Accompanying the layout drawings are detailed exposure sheets, which describe in words and pictures every frame of animation-everything the animators in Korea need to know. There are 24 frames for every second, 24 minutes in every show. The mechanics of a simple eye blink can take half a page of instructions.
Seventy members of the Klasky-Csupo animation staff in Los Angeles work full time on The Simpsons. For every show, at least eight people do layout drawings and whole departments design backgrounds and decide which colors to use in which scenes. Every detail is discussed and debated, including such matters as the color and shape of the Simpsons’ kitchen radio.
“There is a certain look to the Simpsons’ universe,” Silverman explains. “Everything’s a little bit on the puffy side.”
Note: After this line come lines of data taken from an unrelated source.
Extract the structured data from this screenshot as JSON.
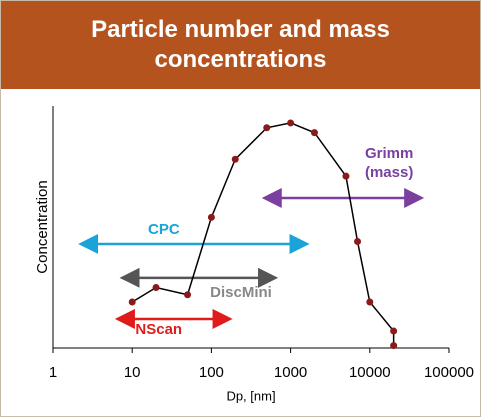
{
  "chart_data": {
    "type": "line",
    "title": "Particle number and mass concentrations",
    "x_label": "Dp, [nm]",
    "y_label": "Concentration",
    "x": [
      10,
      20,
      50,
      100,
      200,
      500,
      1000,
      2000,
      5000,
      7000,
      10000,
      20000,
      20000
    ],
    "series": [
      {
        "name": "Concentration",
        "color": "#000000",
        "marker_color": "#8b1a1a",
        "values": [
          19,
          25,
          22,
          54,
          78,
          91,
          93,
          89,
          71,
          44,
          19,
          7,
          1
        ]
      }
    ],
    "xscale": "log",
    "xlim": [
      1,
      100000
    ],
    "xticks": [
      1,
      10,
      100,
      1000,
      10000,
      100000
    ],
    "ylim": [
      0,
      100
    ],
    "grid": false,
    "annotations": [
      {
        "text": "CPC",
        "range": [
          2.4,
          1500
        ],
        "y": 43,
        "color": "#1aa3d8"
      },
      {
        "text": "Grimm (mass)",
        "range": [
          500,
          42000
        ],
        "y": 62,
        "color": "#7b3fa0"
      },
      {
        "text": "DiscMini",
        "range": [
          8,
          600
        ],
        "y": 29,
        "color": "#555555"
      },
      {
        "text": "NScan",
        "range": [
          7,
          160
        ],
        "y": 12,
        "color": "#e01b1b"
      }
    ]
  }
}
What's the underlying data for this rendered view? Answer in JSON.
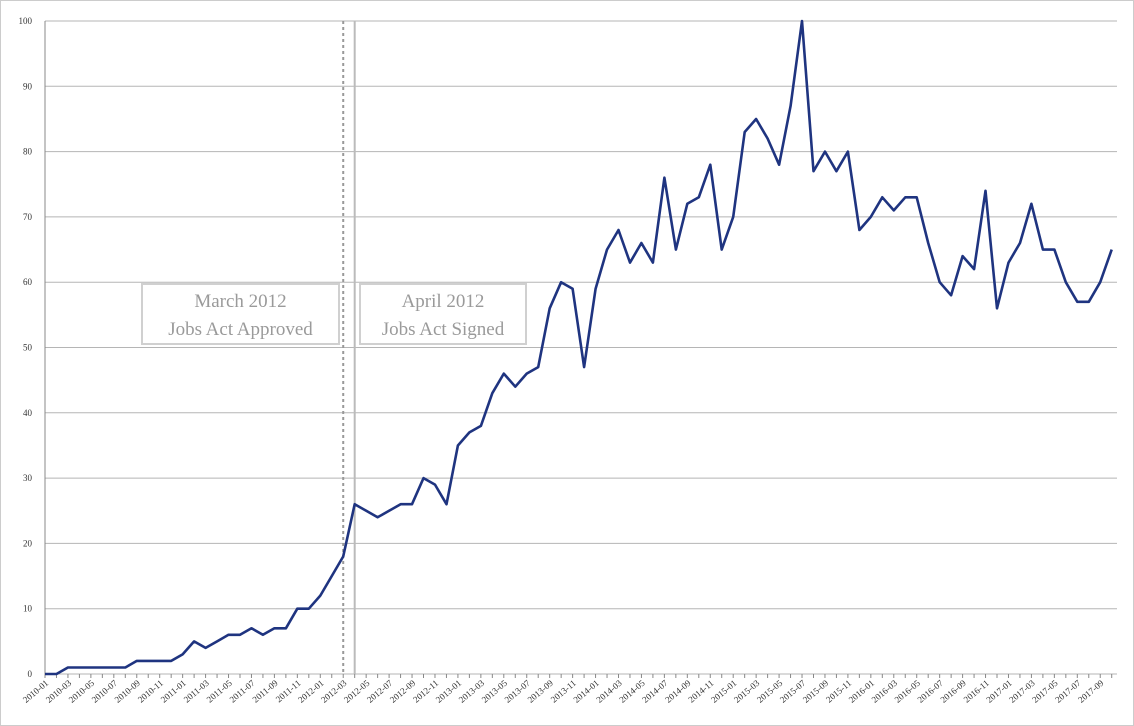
{
  "chart_data": {
    "type": "line",
    "categories": [
      "2010-01",
      null,
      "2010-03",
      null,
      "2010-05",
      null,
      "2010-07",
      null,
      "2010-09",
      null,
      "2010-11",
      null,
      "2011-01",
      null,
      "2011-03",
      null,
      "2011-05",
      null,
      "2011-07",
      null,
      "2011-09",
      null,
      "2011-11",
      null,
      "2012-01",
      null,
      "2012-03",
      null,
      "2012-05",
      null,
      "2012-07",
      null,
      "2012-09",
      null,
      "2012-11",
      null,
      "2013-01",
      null,
      "2013-03",
      null,
      "2013-05",
      null,
      "2013-07",
      null,
      "2013-09",
      null,
      "2013-11",
      null,
      "2014-01",
      null,
      "2014-03",
      null,
      "2014-05",
      null,
      "2014-07",
      null,
      "2014-09",
      null,
      "2014-11",
      null,
      "2015-01",
      null,
      "2015-03",
      null,
      "2015-05",
      null,
      "2015-07",
      null,
      "2015-09",
      null,
      "2015-11",
      null,
      "2016-01",
      null,
      "2016-03",
      null,
      "2016-05",
      null,
      "2016-07",
      null,
      "2016-09",
      null,
      "2016-11",
      null,
      "2017-01",
      null,
      "2017-03",
      null,
      "2017-05",
      null,
      "2017-07",
      null,
      "2017-09",
      null
    ],
    "series": [
      {
        "color": "#1f3480",
        "values": [
          0,
          0,
          1,
          1,
          1,
          1,
          1,
          1,
          2,
          2,
          2,
          2,
          3,
          5,
          4,
          5,
          6,
          6,
          7,
          6,
          7,
          7,
          10,
          10,
          12,
          15,
          18,
          26,
          25,
          24,
          25,
          26,
          26,
          30,
          29,
          26,
          35,
          37,
          38,
          43,
          46,
          44,
          46,
          47,
          56,
          60,
          59,
          47,
          59,
          65,
          68,
          63,
          66,
          63,
          76,
          65,
          72,
          73,
          78,
          65,
          70,
          83,
          85,
          82,
          78,
          87,
          100,
          77,
          80,
          77,
          80,
          68,
          70,
          73,
          71,
          73,
          73,
          66,
          60,
          58,
          64,
          62,
          74,
          56,
          63,
          66,
          72,
          65,
          65,
          60,
          57,
          57,
          60,
          65
        ]
      }
    ],
    "ylim": [
      0,
      100
    ],
    "yticks": [
      0,
      10,
      20,
      30,
      40,
      50,
      60,
      70,
      80,
      90,
      100
    ],
    "grid": true,
    "annotations": [
      {
        "lines": [
          "March 2012",
          "Jobs Act Approved"
        ]
      },
      {
        "lines": [
          "April 2012",
          "Jobs Act Signed"
        ]
      }
    ]
  }
}
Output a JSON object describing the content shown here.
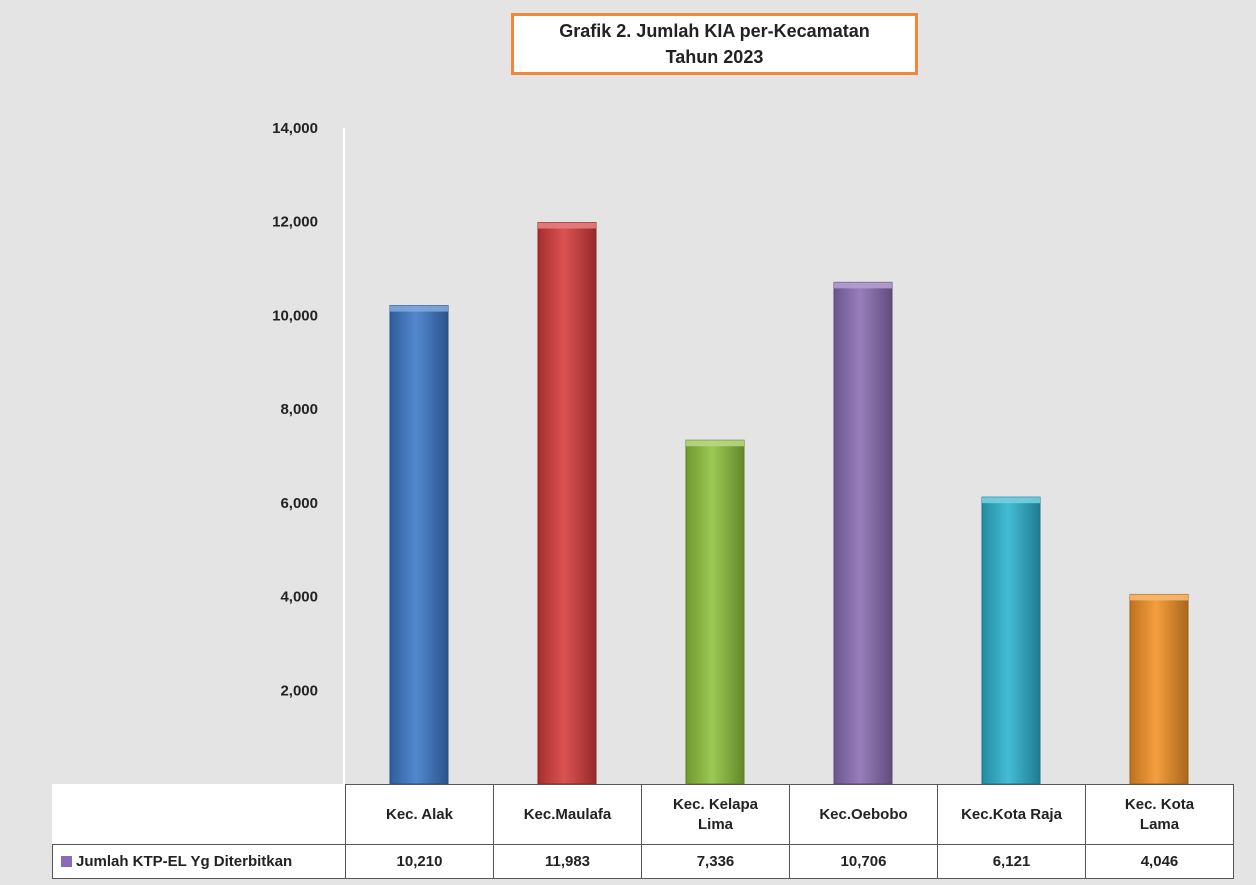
{
  "chart_data": {
    "type": "bar",
    "title": "Grafik  2. Jumlah KIA  per-Kecamatan",
    "subtitle": "Tahun  2023",
    "categories": [
      "Kec. Alak",
      "Kec.Maulafa",
      "Kec. Kelapa Lima",
      "Kec.Oebobo",
      "Kec.Kota Raja",
      "Kec. Kota Lama"
    ],
    "series": [
      {
        "name": "Jumlah KTP-EL Yg Diterbitkan",
        "values": [
          10210,
          11983,
          7336,
          10706,
          6121,
          4046
        ],
        "value_labels": [
          "10,210",
          "11,983",
          "7,336",
          "10,706",
          "6,121",
          "4,046"
        ]
      }
    ],
    "bar_colors": [
      "#3c78c9",
      "#d63b3b",
      "#8fc23d",
      "#8a6db3",
      "#2bb3cf",
      "#f39225"
    ],
    "legend_color": "#8b6bb5",
    "ylim": [
      0,
      14000
    ],
    "yticks": [
      0,
      2000,
      4000,
      6000,
      8000,
      10000,
      12000,
      14000
    ],
    "ytick_labels": [
      "-",
      "2,000",
      "4,000",
      "6,000",
      "8,000",
      "10,000",
      "12,000",
      "14,000"
    ],
    "grid": false,
    "legend": "data-table"
  }
}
Groening is as heavily involved in the animation process as he is in the writing and production. “My style is not that easy to emulate,” he says. “And we had a rocky beginning, trying to draw the characters the way I designed them. It’s very hard for people who devoted themselves to animated cartoons to break the habit of cuteness. My characters are anti-cute.”
The final step before the material gets sent across the Pacific Ocean is an animatic of the episode, a filming of the layout drawings that gives a rudimentary sense of how the show will move. There’s no color and the movements are, at best, jerky, but the animatic gives the producers a chance to see how the drawings and voices work together.
“It gives the producers a chance to say, ‘Maybe we need a close-up here,’ things like that,” Silverman says. “It’s a real luxury. As far as I know, no one else does this in TV animation.”
It takes the Klasky-Csupo animation staff 12 to 14 weeks to complete the storyboards, layouts, backgrounds, and animatics that are sent to Korea. It’s six weeks more before the finished animation comes back. By the time Simon, Brooks, and Groening get their first real look at the show, the air date is less than three weeks away. And there’s lots of work still to be done.
“This is my favorite part,” Groening says. “It’s like going to a free concert.”
He’s sitting in the control room at Fox’s Sound Stage No. 1, listening to a 38-piece orchestra lay down the soundtrack for that week’s episode. In a week that began with meetings and rewrite sessions, and would end with tedious hours going over sound effects and last-minute edits, here was an island of bliss.
Groening had no idea when he took the job that he’d be working 12-hour days, six-day weeks, immersed in this odd world. He still produces his “Life in Hell” strip, but admits he never gets to work on it until after midnight. “But I never used to work on it until then anyway,” he says. “The difference was that I got to sleep in the next day. Now, I don’t.”
As Richard Gibbs conducts the orchestra, Groening is clearly impressed by the force and intricacy of the pieces being played, impressed even more that it is music for a show he created-but not so impressed that he doesn’t make suggestions.
“Could there be more of a flourish there,” Groening says to Gibbs, “something a little more majestic?”
“I guess I could be less involved,” Groening says, “but this really is a blast. I love every aspect of it and the closer we are to the final product, the more fun it gets.”
He talks with pride about the details of the show, subtleties that most people probably wouldn’t notice. He knows there has never before been a cartoon TV show with a 38-piece orchestra, never been a show where scenes were rewritten after the animation process had begun, where actors were called back to re-cut dialogue, where people spend hours to get the right sound of a squealing tire or an angry mob.
Says Groening, happily, “We knew when we began that the kinds of things we were attempting were extremely ambitious, trying to make people forget they were watching a cartoon, really getting them caught up with the characters. And we’re succeeding.”